Abel Ferreira, técnico do Palmeiras, durante partida contra o Fortaleza pela Copa do Brasil Imagem: Ettore Chiereguini/AGIF
Abel Ferreira deu a "fórmula" para se jogar um bom futebol no Brasil. Em entrevista coletiva após a vitória do Palmeiras sobre o Fortaleza hoje (17), pela Copa do Brasil, o treinador português citou o antigo gramado do Palmeiras e foi sincero na análise.

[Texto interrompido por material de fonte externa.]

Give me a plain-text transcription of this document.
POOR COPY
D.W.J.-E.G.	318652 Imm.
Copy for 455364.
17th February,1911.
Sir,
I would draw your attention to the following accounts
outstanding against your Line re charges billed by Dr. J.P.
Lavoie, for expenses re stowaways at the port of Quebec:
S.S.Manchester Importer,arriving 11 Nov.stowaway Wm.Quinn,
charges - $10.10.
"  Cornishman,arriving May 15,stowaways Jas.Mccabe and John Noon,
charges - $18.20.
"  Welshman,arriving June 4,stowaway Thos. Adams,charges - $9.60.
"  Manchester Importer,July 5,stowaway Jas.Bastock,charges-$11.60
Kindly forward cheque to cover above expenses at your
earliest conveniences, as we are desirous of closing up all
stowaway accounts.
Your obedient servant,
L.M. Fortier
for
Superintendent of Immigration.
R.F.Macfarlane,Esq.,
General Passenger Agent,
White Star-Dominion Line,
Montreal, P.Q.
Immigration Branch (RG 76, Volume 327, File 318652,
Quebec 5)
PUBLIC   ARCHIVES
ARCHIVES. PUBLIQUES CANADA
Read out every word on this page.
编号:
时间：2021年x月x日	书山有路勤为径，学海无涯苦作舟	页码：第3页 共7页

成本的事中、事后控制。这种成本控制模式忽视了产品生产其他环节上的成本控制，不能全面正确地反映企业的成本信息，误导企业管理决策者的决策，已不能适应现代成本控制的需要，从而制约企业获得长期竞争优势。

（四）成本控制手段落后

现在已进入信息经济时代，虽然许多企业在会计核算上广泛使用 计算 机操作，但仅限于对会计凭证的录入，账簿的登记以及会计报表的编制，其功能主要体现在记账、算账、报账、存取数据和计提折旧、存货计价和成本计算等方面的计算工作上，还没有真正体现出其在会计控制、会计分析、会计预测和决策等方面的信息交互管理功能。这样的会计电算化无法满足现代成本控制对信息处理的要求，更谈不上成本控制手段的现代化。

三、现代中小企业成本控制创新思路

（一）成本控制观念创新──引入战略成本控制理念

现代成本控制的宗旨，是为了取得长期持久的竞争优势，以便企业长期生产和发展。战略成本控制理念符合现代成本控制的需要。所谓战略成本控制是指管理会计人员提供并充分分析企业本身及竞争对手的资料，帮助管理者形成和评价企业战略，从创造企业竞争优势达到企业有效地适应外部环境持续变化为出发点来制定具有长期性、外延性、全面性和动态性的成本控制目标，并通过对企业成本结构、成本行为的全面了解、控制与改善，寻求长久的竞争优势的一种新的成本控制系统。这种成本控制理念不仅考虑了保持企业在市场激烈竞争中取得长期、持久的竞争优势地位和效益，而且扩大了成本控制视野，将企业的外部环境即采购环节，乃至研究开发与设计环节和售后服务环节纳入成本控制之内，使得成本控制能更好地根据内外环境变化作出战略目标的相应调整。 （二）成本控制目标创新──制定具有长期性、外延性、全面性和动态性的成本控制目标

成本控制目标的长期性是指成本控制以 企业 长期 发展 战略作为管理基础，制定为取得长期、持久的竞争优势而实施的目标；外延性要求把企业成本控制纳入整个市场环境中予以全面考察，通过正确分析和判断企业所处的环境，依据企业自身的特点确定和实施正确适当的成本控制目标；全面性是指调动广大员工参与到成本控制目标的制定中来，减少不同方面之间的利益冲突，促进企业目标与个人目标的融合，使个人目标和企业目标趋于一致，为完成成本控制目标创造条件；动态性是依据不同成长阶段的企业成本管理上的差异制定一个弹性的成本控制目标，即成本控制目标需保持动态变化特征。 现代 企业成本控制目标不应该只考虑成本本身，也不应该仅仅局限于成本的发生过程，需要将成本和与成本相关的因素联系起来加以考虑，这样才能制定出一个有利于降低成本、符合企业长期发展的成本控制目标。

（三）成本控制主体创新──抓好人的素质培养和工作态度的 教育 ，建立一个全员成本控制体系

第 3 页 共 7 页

Vou repetir o Luís Castro, ele falou no último jogo e temos que respeitar o futebol e respeitar o futebol é fazer de tudo para o promover, é ver um gramado com a categoria do que vimos do City hoje. O City joga lá uma vez ou duas por semana, tem as pessoas que tratam daquilo. O que eu digo, se é para ter gramado como tinha o Palmeiras antes, que era fraco, mete o sintético" Abel Ferreira
Outros fatores: "Para se jogar bom futebol, é preciso ter bons jogadores e o Brasil tem. Não é por acaso o país que mais exporte jogadores. Precisa ter o resto, uma boa organização, gente competente que organize, ter bons gramados. É preciso ter o descanso, eu peço três dias de descanso. Vou ser sincero, o Fortaleza teve um dia a menos que nós hoje, o Palmeiras teve essa vantagem. Faz diferença. No final, isso conta."
Análise da partida: "Foi um jogo muito consistente da nossa equipe, onde todos atacaram e todos defenderam. Gostei muito da nossa reação pós-perda, sobretudo dos homens da frente. Cobramos isso do Dudu, do Rony, do Tabata e do Veiga. Fizemos três gols, poderíamos ter feito mais um ou dois, poderíamos ter sofrido um ou dois, o nosso adversário também criou, mas acho que foi uma vitória justa e consistente da melhor equipe hoje."
Jovens: "É acreditar neles, arriscar, é isso que fazemos. Tive sorte porque o treinador do sub-20 é fantástico, a presidente dá liberdade para eu contratar jogador. Temos tido sorte. Só é preciso ter coragem ao mesmo tempo. Isso é um trabalho que deve ter uns cinco anos."
Segredo para bom ambiente no Palmeiras: "O segredo de tudo é a relação com as pessoas. É isso que eu faço. O resto, quando eu cheguei, o clube já tinha tudo. Eu não fiz nada no clube, só trouxe a minha forma de trabalhar e de pensar. Só juntei as peças que estavam espalhadas e comecei a fazer a fotografia."
Elogios a presidentes: "Felizmente, tive três melhores presidentes enquanto treinador. Um foi o do Braga, que me ensinou muito e percebi com o Galiotte e com a Leila a dimensão que um clube pode ter quando o seu líder sabe aquilo que quer, independentemente do barulho que se faz fora. Durante o percurso, há sempre tempestades. Além de terem mentes brilhantes, são pessoas que sabem o que querem e que triunfam não só no lado profissional, mas nas suas vidas particulares."
Raphael Veiga: "É difícil você ter um camisa 10 que faça o trabalho defensivo que ele faz e hoje eu lhe disse que a vitória passava pelo vigor tático dele e do Menino. A tática é minha, a responsabilidade é dos jogadores, a física é minha e do pessoal de performance e a mental é de todos [...] Eu não vou dizer o que ele tem que melhorar tecnicamente, é dele. Agora, taticamente, o compromisso coletivo, eu acho que é isso que faz dele um jogador completo nesse momento. Qualquer treinador de qualquer equipe gostaria de ter ele."
Richard Ríos: "É um bom jogador que está vivendo dentro da nossa família no CT. É um moleque envergonhado, mas que tem nos ajudado muito. É o talento dele, mas não me impressiona só a técnica, ele tem um bom caráter e isso que eu acho que o ajuda a estar preparado quando entra."
Bruno Tabata: "Foi um jogador que chegou, demorou um bocadinho mais [para se adaptar na volta ao Brasil]. Quando ele estava recuperando a confiança dele e dos torcedores, acabou por se machucar. Ficou um bom tempo de fora, quando estava perto de voltar, teve uma recaída. É um jogador que contamos para aquela posição, já tinha entrada nos dois últimos jogos porque sabíamos que o Artur não ia jogar esse jogo. Não era preciso ser um mago para saber que era ele quem ia jogar."